As India solidifies its position as one of the world’s fastest-growing major economy amid global economic uncertainties, the Union Budget 2025-26 strikes a fine balance between fiscal prudence and a strategic roadmap for long-term growth.
The government’s achievement in bettering its fiscal deficit target to 4.8% for FY25, coupled with a projected deficit of 4.4% for FY26, signals strong macroeconomic management that creates a stable operating environment for the banking sector.
By staying focused on fiscal consolidation, the government is keeping long-term borrowing costs in check, reducing pressure on financial resources, and freeing up space for the private sector to thrive.
While the economy is expected to moderate to 6.4% growth in FY25 from 8.2% in FY24, the fundamentals remain robust, supported by a strong domestic market and rising working-age population. The projected moderation in inflation to 4.5% in FY26, aided by favourable food prices and softening commodity costs, creates an optimal environment for credit growth. These macroeconomic conditions, combined with the budget’s strategic initiatives, present significant opportunities for the banking sector to drive economic expansion through enhanced credit access and financial inclusion.
Rural credit and financial inclusion
The budget’s emphasis on rural credit expansion through the Kisan Credit Card (KCC) scheme marks a significant step forward. The enhancement of loan limits from Rs 0.3 million to Rs 0.5 million, benefiting 77 million farmers, fishermen, and dairy farmers, represents a substantial opportunity for the banking sector. This move will not only boost agricultural productivity but also expand our rural banking portfolio.
The introduction of the ‘Grameen Credit Score’ framework by Public Sector Banks is particularly noteworthy. This initiative will revolutionize rural credit assessment, enabling banks to better serve Self Help Group members and rural populations. It’s a crucial step toward data-driven rural banking that could significantly reduce credit risk while expanding our rural customer base.
MSME sector reforms and credit enhancement
The budget introduces transformative measures for the MSME sector, which currently constitutes 6.6% of non-food credit, up from 5.3% in March 2020. The revision in MSME classification criteria, with 2.5x enhancement in investment limits and 2x in turnover limits, will allow more businesses to retain their MSME status while scaling operations. The introduction of micro-enterprise credit cards with a Rs 0.5 million limit for Udyam-registered entities, targeting one million cards in the first year, presents a significant business opportunity.
Furthermore, the enhanced credit guarantee cover for MSEs (from Rs 50 million to Rs 100 million) could unlock additional credit flow of approximately Rs 1.5 trillion. This enhancement, coupled with special provisions for well-run exporter MSMEs for term loans up to Rs 200 million, demonstrates the government’s commitment to strengthening this vital sector.

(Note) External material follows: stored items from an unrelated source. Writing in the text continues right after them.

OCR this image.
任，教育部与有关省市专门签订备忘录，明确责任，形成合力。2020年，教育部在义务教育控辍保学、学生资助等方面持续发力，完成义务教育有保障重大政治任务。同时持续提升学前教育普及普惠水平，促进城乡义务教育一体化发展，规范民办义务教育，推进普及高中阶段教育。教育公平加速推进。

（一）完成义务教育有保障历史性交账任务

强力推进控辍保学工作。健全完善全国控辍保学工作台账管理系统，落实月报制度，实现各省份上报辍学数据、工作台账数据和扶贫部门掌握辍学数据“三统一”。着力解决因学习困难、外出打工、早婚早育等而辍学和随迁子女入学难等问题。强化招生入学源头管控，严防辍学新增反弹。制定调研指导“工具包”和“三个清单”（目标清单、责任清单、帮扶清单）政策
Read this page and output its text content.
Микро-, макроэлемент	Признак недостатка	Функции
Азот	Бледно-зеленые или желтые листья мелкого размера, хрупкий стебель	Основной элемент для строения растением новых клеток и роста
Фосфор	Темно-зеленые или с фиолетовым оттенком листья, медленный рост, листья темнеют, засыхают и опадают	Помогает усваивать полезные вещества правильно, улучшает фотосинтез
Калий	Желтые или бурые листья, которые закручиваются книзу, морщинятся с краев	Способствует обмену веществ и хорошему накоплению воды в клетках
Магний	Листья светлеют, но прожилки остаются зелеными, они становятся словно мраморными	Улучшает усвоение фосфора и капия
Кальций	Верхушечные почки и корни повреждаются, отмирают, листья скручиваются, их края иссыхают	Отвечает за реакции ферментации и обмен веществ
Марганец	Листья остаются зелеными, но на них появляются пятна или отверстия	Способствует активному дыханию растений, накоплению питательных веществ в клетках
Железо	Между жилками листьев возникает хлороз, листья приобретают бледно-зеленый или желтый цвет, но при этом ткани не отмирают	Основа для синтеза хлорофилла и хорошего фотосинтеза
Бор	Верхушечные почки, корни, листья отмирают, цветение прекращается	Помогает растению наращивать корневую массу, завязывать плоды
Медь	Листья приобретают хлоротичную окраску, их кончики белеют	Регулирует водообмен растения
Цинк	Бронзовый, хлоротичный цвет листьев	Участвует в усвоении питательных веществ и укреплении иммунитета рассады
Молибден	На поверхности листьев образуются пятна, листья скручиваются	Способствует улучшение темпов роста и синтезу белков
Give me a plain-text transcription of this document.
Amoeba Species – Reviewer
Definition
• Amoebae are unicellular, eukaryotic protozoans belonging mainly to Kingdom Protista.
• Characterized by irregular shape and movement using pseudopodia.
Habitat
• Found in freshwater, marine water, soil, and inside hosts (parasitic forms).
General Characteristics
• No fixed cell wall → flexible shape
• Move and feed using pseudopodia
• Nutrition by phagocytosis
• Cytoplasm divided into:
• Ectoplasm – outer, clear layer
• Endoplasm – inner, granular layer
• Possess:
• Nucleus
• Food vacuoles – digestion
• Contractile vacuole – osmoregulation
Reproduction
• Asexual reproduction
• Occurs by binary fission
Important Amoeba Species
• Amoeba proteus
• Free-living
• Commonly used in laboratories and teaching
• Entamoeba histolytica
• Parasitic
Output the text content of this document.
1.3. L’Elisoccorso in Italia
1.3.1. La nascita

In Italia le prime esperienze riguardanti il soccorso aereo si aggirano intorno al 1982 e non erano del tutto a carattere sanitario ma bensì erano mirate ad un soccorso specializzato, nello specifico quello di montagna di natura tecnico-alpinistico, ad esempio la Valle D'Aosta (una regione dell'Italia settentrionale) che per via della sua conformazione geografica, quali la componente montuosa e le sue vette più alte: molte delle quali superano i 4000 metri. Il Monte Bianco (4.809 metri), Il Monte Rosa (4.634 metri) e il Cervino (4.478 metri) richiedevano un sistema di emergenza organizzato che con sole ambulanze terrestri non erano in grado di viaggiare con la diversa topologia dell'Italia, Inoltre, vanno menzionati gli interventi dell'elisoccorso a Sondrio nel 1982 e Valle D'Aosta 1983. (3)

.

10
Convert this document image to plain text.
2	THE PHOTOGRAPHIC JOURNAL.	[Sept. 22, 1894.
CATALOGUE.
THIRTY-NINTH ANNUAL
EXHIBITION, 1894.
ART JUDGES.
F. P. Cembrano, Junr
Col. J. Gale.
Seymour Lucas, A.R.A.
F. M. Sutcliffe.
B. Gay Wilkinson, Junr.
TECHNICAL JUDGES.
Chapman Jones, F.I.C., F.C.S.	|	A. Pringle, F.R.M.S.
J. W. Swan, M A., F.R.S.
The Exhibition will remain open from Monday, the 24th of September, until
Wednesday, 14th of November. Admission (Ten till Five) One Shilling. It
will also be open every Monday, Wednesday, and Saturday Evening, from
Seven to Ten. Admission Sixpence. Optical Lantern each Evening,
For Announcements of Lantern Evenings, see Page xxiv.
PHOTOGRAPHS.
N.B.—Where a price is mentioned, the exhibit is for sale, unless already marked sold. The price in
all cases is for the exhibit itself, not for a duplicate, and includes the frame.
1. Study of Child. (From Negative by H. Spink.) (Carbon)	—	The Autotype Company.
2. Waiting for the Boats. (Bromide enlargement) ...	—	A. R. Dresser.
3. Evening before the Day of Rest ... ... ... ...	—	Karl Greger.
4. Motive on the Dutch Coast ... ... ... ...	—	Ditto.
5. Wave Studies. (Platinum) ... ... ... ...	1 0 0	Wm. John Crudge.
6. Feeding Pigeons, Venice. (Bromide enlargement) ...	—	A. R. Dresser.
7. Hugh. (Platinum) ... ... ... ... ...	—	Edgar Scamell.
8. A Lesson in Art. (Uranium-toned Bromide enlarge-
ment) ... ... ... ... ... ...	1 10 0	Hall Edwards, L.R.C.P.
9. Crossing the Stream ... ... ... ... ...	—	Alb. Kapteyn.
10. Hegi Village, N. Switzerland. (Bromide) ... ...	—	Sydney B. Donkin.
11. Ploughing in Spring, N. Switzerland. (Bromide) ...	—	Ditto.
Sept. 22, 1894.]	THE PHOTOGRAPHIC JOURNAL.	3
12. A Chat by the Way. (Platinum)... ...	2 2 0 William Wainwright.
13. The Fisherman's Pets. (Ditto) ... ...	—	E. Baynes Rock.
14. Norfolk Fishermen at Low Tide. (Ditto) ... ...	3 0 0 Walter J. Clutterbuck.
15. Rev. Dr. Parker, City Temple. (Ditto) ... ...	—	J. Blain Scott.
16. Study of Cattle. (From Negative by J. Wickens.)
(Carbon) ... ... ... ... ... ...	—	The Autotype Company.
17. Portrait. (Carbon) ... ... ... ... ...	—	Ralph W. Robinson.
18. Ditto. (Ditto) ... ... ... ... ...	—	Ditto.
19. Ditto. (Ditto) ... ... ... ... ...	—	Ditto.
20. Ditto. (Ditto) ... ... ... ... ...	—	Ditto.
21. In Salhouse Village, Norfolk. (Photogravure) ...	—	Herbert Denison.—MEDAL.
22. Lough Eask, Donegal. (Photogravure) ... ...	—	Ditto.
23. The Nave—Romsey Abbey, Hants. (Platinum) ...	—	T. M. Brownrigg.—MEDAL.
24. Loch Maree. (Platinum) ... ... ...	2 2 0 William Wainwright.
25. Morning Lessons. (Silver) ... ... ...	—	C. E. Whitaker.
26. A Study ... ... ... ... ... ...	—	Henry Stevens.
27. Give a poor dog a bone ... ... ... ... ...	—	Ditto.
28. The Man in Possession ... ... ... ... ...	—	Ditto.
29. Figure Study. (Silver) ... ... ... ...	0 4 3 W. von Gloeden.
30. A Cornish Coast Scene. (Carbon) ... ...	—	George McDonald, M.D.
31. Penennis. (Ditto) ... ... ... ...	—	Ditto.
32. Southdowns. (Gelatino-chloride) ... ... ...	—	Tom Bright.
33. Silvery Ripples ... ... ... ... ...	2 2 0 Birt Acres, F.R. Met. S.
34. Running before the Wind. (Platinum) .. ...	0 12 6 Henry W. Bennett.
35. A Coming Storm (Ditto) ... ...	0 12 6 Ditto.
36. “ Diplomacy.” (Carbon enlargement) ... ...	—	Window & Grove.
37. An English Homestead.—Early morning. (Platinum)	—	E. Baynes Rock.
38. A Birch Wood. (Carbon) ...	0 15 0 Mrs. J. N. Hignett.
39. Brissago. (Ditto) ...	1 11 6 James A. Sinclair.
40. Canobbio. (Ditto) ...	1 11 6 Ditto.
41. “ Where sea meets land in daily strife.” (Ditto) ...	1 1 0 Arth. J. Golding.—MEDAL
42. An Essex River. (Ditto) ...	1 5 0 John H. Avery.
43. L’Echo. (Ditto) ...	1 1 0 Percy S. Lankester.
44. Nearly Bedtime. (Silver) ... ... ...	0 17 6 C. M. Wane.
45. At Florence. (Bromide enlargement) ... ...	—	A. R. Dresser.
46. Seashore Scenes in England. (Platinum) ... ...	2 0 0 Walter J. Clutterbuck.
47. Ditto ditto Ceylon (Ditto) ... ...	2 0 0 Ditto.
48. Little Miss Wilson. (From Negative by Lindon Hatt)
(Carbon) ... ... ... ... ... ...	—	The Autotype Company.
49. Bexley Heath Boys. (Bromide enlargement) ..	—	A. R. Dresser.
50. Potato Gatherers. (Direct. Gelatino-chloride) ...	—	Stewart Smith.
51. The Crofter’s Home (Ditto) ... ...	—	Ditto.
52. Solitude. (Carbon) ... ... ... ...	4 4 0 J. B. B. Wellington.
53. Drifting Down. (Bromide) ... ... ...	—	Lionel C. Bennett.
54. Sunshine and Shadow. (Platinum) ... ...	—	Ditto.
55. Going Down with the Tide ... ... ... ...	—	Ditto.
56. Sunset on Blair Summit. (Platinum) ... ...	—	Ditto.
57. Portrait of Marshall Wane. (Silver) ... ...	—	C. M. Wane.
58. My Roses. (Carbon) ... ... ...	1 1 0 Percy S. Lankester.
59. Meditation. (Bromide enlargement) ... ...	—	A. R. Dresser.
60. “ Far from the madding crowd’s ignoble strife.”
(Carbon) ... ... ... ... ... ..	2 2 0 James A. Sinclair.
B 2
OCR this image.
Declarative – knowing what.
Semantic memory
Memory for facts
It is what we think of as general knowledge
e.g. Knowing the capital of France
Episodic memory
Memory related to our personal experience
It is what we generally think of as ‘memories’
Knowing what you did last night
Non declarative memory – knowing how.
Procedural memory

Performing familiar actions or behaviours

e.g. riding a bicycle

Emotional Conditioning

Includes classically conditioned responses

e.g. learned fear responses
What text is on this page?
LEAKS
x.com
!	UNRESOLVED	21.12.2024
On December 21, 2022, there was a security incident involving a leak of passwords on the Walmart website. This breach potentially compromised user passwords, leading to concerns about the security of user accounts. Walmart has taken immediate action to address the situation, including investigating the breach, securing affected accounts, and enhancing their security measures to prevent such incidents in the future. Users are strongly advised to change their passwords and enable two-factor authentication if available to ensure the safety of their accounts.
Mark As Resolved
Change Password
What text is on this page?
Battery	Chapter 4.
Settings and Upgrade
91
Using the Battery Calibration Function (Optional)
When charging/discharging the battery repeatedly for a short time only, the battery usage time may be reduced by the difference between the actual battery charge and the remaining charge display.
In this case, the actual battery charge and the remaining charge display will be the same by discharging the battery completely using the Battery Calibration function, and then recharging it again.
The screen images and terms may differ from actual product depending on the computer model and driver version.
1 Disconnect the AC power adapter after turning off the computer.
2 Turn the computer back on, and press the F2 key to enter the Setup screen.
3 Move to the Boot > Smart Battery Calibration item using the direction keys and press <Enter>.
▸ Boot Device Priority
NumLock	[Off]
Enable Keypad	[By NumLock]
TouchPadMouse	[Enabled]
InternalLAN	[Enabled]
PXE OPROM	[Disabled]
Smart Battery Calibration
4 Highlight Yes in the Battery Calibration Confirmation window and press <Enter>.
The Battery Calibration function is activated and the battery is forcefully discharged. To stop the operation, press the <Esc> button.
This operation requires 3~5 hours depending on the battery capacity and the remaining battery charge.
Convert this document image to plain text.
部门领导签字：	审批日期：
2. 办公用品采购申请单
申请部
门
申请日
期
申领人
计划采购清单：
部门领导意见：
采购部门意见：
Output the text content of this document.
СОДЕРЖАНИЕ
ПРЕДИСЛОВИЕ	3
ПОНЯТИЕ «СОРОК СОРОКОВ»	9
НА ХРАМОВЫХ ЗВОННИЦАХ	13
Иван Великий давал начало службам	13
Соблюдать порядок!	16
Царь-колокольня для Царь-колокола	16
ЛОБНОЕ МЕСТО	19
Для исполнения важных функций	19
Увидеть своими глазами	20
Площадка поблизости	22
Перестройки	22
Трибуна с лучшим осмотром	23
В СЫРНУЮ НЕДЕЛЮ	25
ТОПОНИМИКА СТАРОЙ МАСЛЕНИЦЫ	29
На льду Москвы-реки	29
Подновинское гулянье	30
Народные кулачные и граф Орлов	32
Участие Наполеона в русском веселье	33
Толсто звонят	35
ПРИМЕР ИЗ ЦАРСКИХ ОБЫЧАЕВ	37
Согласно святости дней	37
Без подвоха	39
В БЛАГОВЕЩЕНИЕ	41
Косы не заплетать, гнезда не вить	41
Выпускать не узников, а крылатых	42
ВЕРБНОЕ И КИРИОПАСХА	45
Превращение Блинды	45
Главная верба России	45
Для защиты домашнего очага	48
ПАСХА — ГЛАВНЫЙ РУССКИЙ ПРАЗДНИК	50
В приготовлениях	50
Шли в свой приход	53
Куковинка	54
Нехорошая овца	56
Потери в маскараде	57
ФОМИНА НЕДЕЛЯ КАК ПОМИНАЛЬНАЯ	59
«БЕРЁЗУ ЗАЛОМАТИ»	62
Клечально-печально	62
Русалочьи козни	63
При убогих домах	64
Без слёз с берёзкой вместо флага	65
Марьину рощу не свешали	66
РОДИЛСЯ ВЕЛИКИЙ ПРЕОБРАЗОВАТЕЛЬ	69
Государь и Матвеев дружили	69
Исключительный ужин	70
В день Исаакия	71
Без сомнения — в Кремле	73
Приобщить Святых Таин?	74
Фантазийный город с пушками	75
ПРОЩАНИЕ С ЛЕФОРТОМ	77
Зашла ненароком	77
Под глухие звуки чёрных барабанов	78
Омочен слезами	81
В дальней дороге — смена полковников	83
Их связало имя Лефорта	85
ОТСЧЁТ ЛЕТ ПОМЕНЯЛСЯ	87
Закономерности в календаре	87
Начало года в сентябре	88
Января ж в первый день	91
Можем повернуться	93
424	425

Digital banking and payment systems
The Budget shows continued focus on technological innovation, though with some recalibration. The revamping of PMSVANidhi with UPI-linked credit cards shows the government’s commitment to digitizing small-scale lending. However, the reduction in allocation for incentivizing RuPay debit cards and low-value UPI transactions from Rs 20 billion to Rs 4.37 billion requires banks to reassess their digital payment strategies.
Insurance and investment reforms
The increase in FDI limit for insurance from 74% to 100% represents a significant opportunity for banking institutions with insurance subsidiaries. This could lead to enhanced capital inflow and technological capabilities in the bancassurance space. The clarification on ULIP taxation as capital gains brings much-needed clarity to our wealth management offerings, particularly benefiting high-tax-bracket individuals.
Strategic implications and way forward
For the banking sector, these initiatives require strategic responses across multiple dimensions. First, banks need to strengthen their rural presence and digital infrastructure to effectively implement the enhanced KCC scheme and Grameen Credit Score framework. Second, the expanded credit guarantee scheme necessitates robust risk assessment frameworks while offering opportunities for portfolio growth.
The budget’s emphasis on blended finance, evidenced by initiatives like SWAMIH Fund 2 with its Rs 150 billion allocation, opens new avenues for public-private partnerships in stressed asset resolution. The increased outlay under PMAY 2.0’s interest subsidy scheme (Rs 15 billion for FY25 and Rs 35 billion for FY26) presents opportunities in affordable housing finance.
As we move forward, the success of these initiatives will depend on the banking sector’s ability to leverage technology, strengthen risk management frameworks, and create innovative products that cater to the evolving needs of our diverse customer base. The budget has set the stage for transformative growth in the banking sector, and it’s now up to us to convert these opportunities into sustainable business growth while furthering the national agenda of financial inclusion and economic development. The coming fiscal year presents both challenges and opportunities for the banking sector. By focusing on efficient implementation of these measures while maintaining asset quality and profitability, banks can play a crucial role in achieving the government’s vision of inclusive economic growth.